Netrin-1 transgenic mice are highly resistant to DSS+IL-6 induced acute kidney injury, and IL-6 knockout mice are resistant to DSS-induced acute kidney injury. A: percent body weight changes in response to DSS treatment in netrin-1 transgenic and WT mice. DSS was fed for 9 days, and mice were euthanized on day 11. IL-6 or vehicle was administered (10 ng·mice⁻¹·day⁻¹) starting on day 2 and lasting until day 11. *P < 0.05 vs. all the groups. B: serum creatinine in WT control and DSS-treated, and control, vehicle-, and IL-6-treated netrin-1 transgenic animals. DSS induced a significant increase in serum creatinine, suggesting renal dysfunction, which was suppressed in netrin-1 transgenic mice.

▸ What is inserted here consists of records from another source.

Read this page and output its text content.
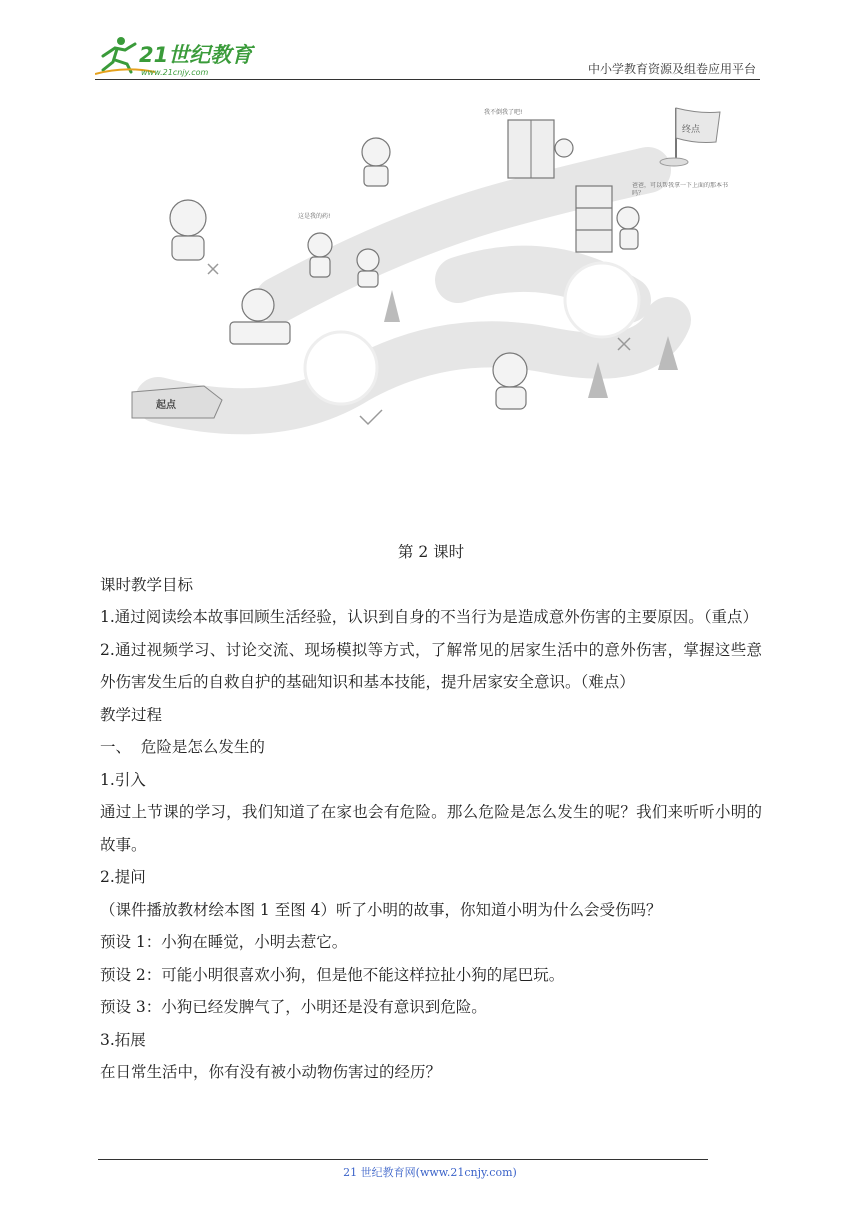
21世纪教育
www.21cnjy.com	中小学教育资源及组卷应用平台
终点
起点
我不倒我了吧!
这是我的药!
爸爸，可以帮我拿一下上面的那本书吗？

第 2 课时

课时教学目标

1.通过阅读绘本故事回顾生活经验，认识到自身的不当行为是造成意外伤害的主要原因。（重点）

2.通过视频学习、讨论交流、现场模拟等方式，了解常见的居家生活中的意外伤害，掌握这些意外伤害发生后的自救自护的基础知识和基本技能，提升居家安全意识。（难点）

教学过程

一、  危险是怎么发生的

1.引入

通过上节课的学习，我们知道了在家也会有危险。那么危险是怎么发生的呢？我们来听听小明的故事。

2.提问

（课件播放教材绘本图 1 至图 4）听了小明的故事，你知道小明为什么会受伤吗？

预设 1：小狗在睡觉，小明去惹它。

预设 2：可能小明很喜欢小狗，但是他不能这样拉扯小狗的尾巴玩。

预设 3：小狗已经发脾气了，小明还是没有意识到危险。

3.拓展

在日常生活中，你有没有被小动物伤害过的经历？

21 世纪教育网(www.21cnjy.com)
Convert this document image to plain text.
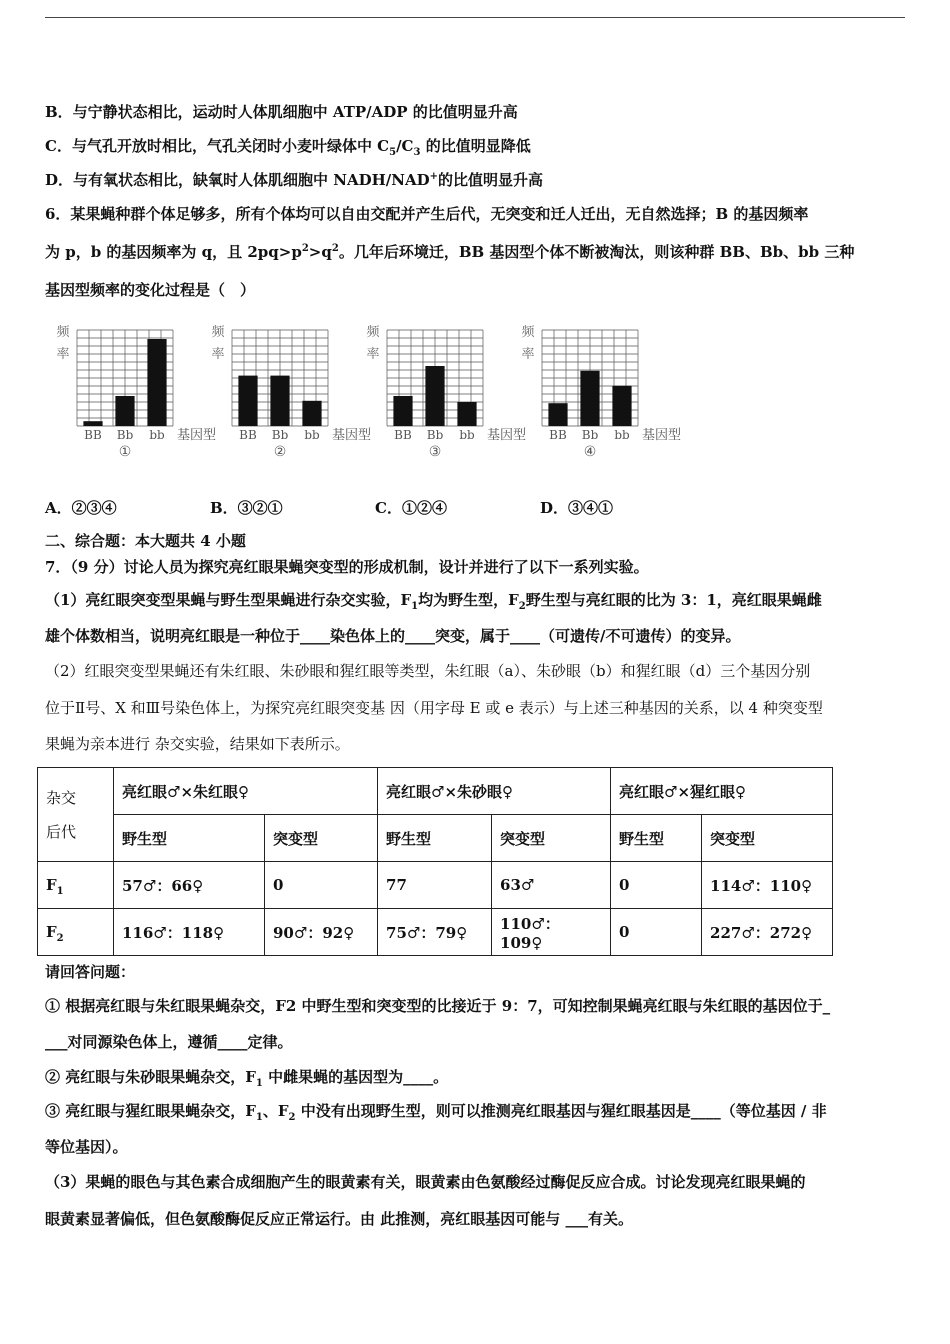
B．与宁静状态相比，运动时人体肌细胞中 ATP/ADP 的比值明显升高
C．与气孔开放时相比，气孔关闭时小麦叶绿体中 $C_5/C_3$ 的比值明显降低
D．与有氧状态相比，缺氧时人体肌细胞中 NADH/NAD+的比值明显升高
6．某果蝇种群个体足够多，所有个体均可以自由交配并产生后代，无突变和迁人迁出，无自然选择；B 的基因频率
为 p，b 的基因频率为 q，且 $2pq>p^2>q^2$。几年后环境迁，BB 基因型个体不断被淘汰，则该种群 BB、Bb、bb 三种
基因型频率的变化过程是（　）
频
率
BB Bb bb 基因型
①
频
率
BB Bb bb 基因型
②
频
率
BB Bb bb 基因型
③
频
率
BB Bb bb 基因型
④
A．②③④	B．③②①	C．①②④	D．③④①
二、综合题：本大题共 4 小题
7．（9 分）讨论人员为探究亮红眼果蝇突变型的形成机制，设计并进行了以下一系列实验。
（1）亮红眼突变型果蝇与野生型果蝇进行杂交实验，$F_1$均为野生型，$F_2$野生型与亮红眼的比为 3：1，亮红眼果蝇雌
雄个体数相当，说明亮红眼是一种位于____染色体上的____突变，属于____（可遗传/不可遗传）的变异。
（2）红眼突变型果蝇还有朱红眼、朱砂眼和猩红眼等类型，朱红眼（a）、朱砂眼（b）和猩红眼（d）三个基因分别
位于Ⅱ号、X 和Ⅲ号染色体上，为探究亮红眼突变基 因（用字母 E 或 e 表示）与上述三种基因的关系，以 4 种突变型
果蝇为亲本进行 杂交实验，结果如下表所示。
杂交
后代	亮红眼♂×朱红眼♀		亮红眼♂×朱砂眼♀		亮红眼♂×猩红眼♀	
	野生型	突变型	野生型	突变型	野生型	突变型
$F_1$	57♂：66♀	0	77	63♂	0	114♂：110♀
$F_2$	116♂：118♀	90♂：92♀	75♂：79♀	110♂：109♀	0	227♂：272♀
请回答问题：
① 根据亮红眼与朱红眼果蝇杂交，F2 中野生型和突变型的比接近于 9：7，可知控制果蝇亮红眼与朱红眼的基因位于_
___对同源染色体上，遵循____定律。
② 亮红眼与朱砂眼果蝇杂交，$F_1$ 中雌果蝇的基因型为____。
③ 亮红眼与猩红眼果蝇杂交，$F_1$、$F_2$ 中没有出现野生型，则可以推测亮红眼基因与猩红眼基因是____（等位基因 / 非
等位基因）。
（3）果蝇的眼色与其色素合成细胞产生的眼黄素有关，眼黄素由色氨酸经过酶促反应合成。讨论发现亮红眼果蝇的
眼黄素显著偏低，但色氨酸酶促反应正常运行。由 此推测，亮红眼基因可能与 ___有关。
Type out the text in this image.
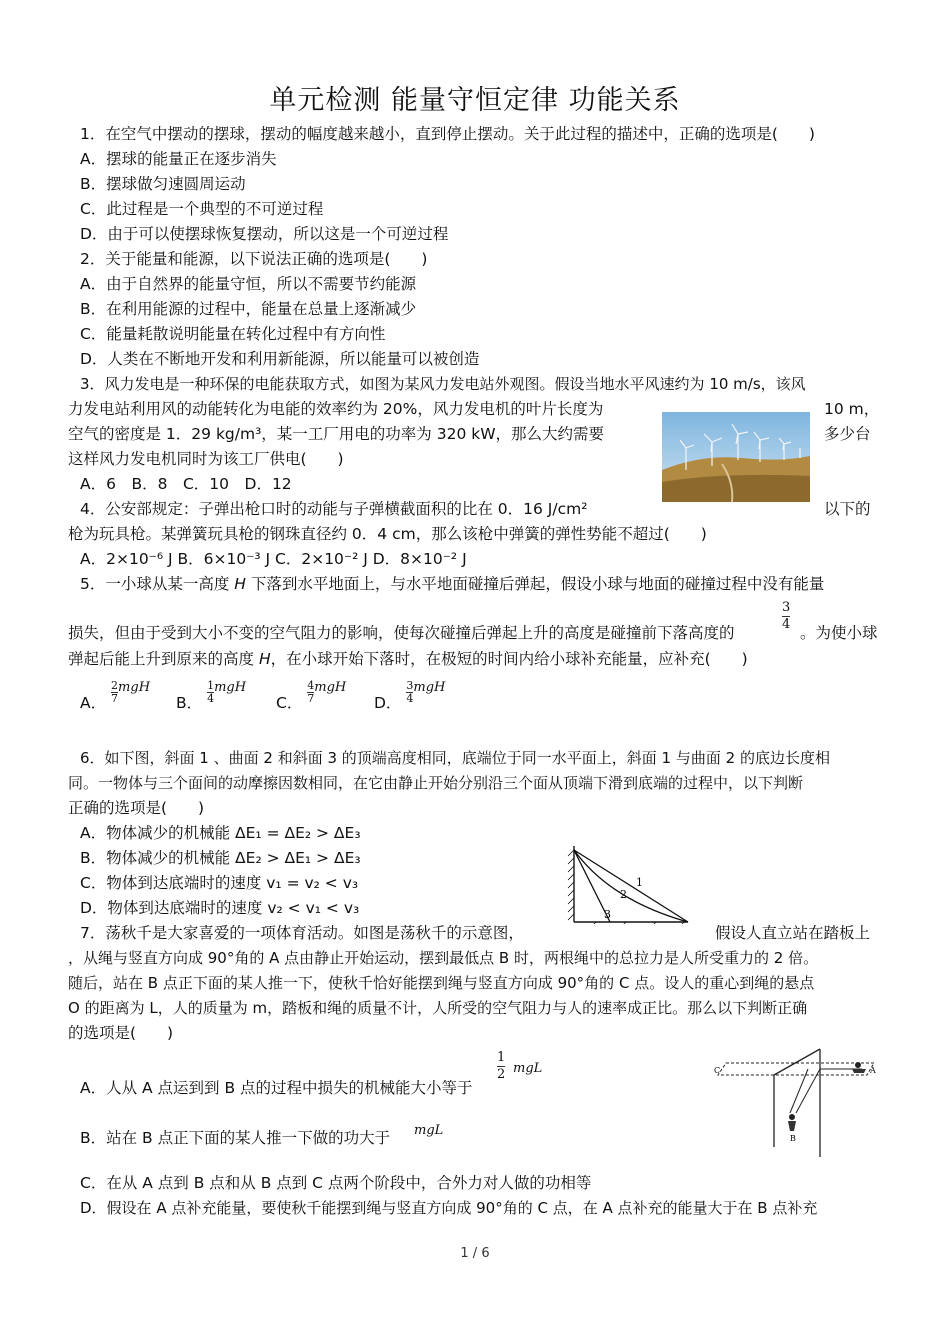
单元检测 能量守恒定律 功能关系
1．在空气中摆动的摆球，摆动的幅度越来越小，直到停止摆动。关于此过程的描述中，正确的选项是(　　)
A．摆球的能量正在逐步消失
B．摆球做匀速圆周运动
C．此过程是一个典型的不可逆过程
D．由于可以使摆球恢复摆动，所以这是一个可逆过程
2．关于能量和能源，以下说法正确的选项是(　　)
A．由于自然界的能量守恒，所以不需要节约能源
B．在利用能源的过程中，能量在总量上逐渐减少
C．能量耗散说明能量在转化过程中有方向性
D．人类在不断地开发和利用新能源，所以能量可以被创造
3．风力发电是一种环保的电能获取方式，如图为某风力发电站外观图。假设当地水平风速约为 10 m/s，该风
力发电站利用风的动能转化为电能的效率约为 20%，风力发电机的叶片长度为	10 m，
空气的密度是 1．29 kg/m³，某一工厂用电的功率为 320 kW，那么大约需要	多少台
这样风力发电机同时为该工厂供电(　　)
A．6　B．8　C．10　D．12
4．公安部规定：子弹出枪口时的动能与子弹横截面积的比在 0．16 J/cm²	以下的
枪为玩具枪。某弹簧玩具枪的钢珠直径约 0．4 cm，那么该枪中弹簧的弹性势能不超过(　　)
A．2×10⁻⁶ J B．6×10⁻³ J C．2×10⁻² J D．8×10⁻² J
5．一小球从某一高度 H 下落到水平地面上，与水平地面碰撞后弹起，假设小球与地面的碰撞过程中没有能量
损失，但由于受到大小不变的空气阻力的影响，使每次碰撞后弹起上升的高度是碰撞前下落高度的	$\frac{3}{4}$ 。为使小球
弹起后能上升到原来的高度 H，在小球开始下落时，在极短的时间内给小球补充能量，应补充(　　)
A． $\frac{2}{7} ^{mgH}$
B． $\frac{1}{4} ^{mgH}$
C． $\frac{4}{7} ^{mgH}$
D． $\frac{3}{4} ^{mgH}$
6．如下图，斜面 1 、曲面 2 和斜面 3 的顶端高度相同，底端位于同一水平面上，斜面 1 与曲面 2 的底边长度相
同。一物体与三个面间的动摩擦因数相同，在它由静止开始分别沿三个面从顶端下滑到底端的过程中，以下判断
正确的选项是(　　)
A．物体减少的机械能 ΔE₁ = ΔE₂ > ΔE₃
B．物体减少的机械能 ΔE₂ > ΔE₁ > ΔE₃
C．物体到达底端时的速度 v₁ = v₂ < v₃
D．物体到达底端时的速度 v₂ < v₁ < v₃
1
2
3
7．荡秋千是大家喜爱的一项体育活动。如图是荡秋千的示意图，	假设人直立站在踏板上
，从绳与竖直方向成 90°角的 A 点由静止开始运动，摆到最低点 B 时，两根绳中的总拉力是人所受重力的 2 倍。
随后，站在 B 点正下面的某人推一下，使秋千恰好能摆到绳与竖直方向成 90°角的 C 点。设人的重心到绳的悬点
O 的距离为 L，人的质量为 m，踏板和绳的质量不计，人所受的空气阻力与人的速率成正比。那么以下判断正确
的选项是(　　)
A．人从 A 点运到到 B 点的过程中损失的机械能大小等于
$\frac{1}{2}$ mgL
B．站在 B 点正下面的某人推一下做的功大于 mgL
C．在从 A 点到 B 点和从 B 点到 C 点两个阶段中，合外力对人做的功相等
D．假设在 A 点补充能量，要使秋千能摆到绳与竖直方向成 90°角的 C 点，在 A 点补充的能量大于在 B 点补充
C	A
B
1 / 6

Moreover, IL-6 administration does not cause acute kidney injury in netrin-1 transgenic mice, suggesting that netrin-1 may suppress both IL-6 production and activity *P < 0.01 vs. all other groups. C: percent body weight changes in response to DSS treatment in WT and IL-6 knockout mice. DSS was fed for 7 days, and mice were euthanized on day 9. *P < 0.05 vs. DSS-treated IL-6 knockout mice. D: serum creatinine in WT and IL-6 knockout mice treated with DSS or water. DSS induced acute kidney injury as seen by increased serum creatinine (*P < 0.001 vs. water-treated) whereas IL-6 knockout mice were resistant to acute kidney injury as seen by a significant reduction in serum creatinine (#P < 0.05 vs. WT DSS-treated); n = 6–8. E–J: hematoxylin- and eosin-stained colon tissue section. E: WT water treated. F. netrin-1 transgenic DSS treated. G: IL-6 knockout water treated. H: WT DSS treated. I: netrin-1 DSS+IL-6 treated. J: IL-6 knockout DSS treated. WT DSS-treated mice colon showing damage in epithelial cell lining, glands, and large amount of white cell infiltration, which was suppressed in netrin-1 transgenic and IL-6 knockout mice.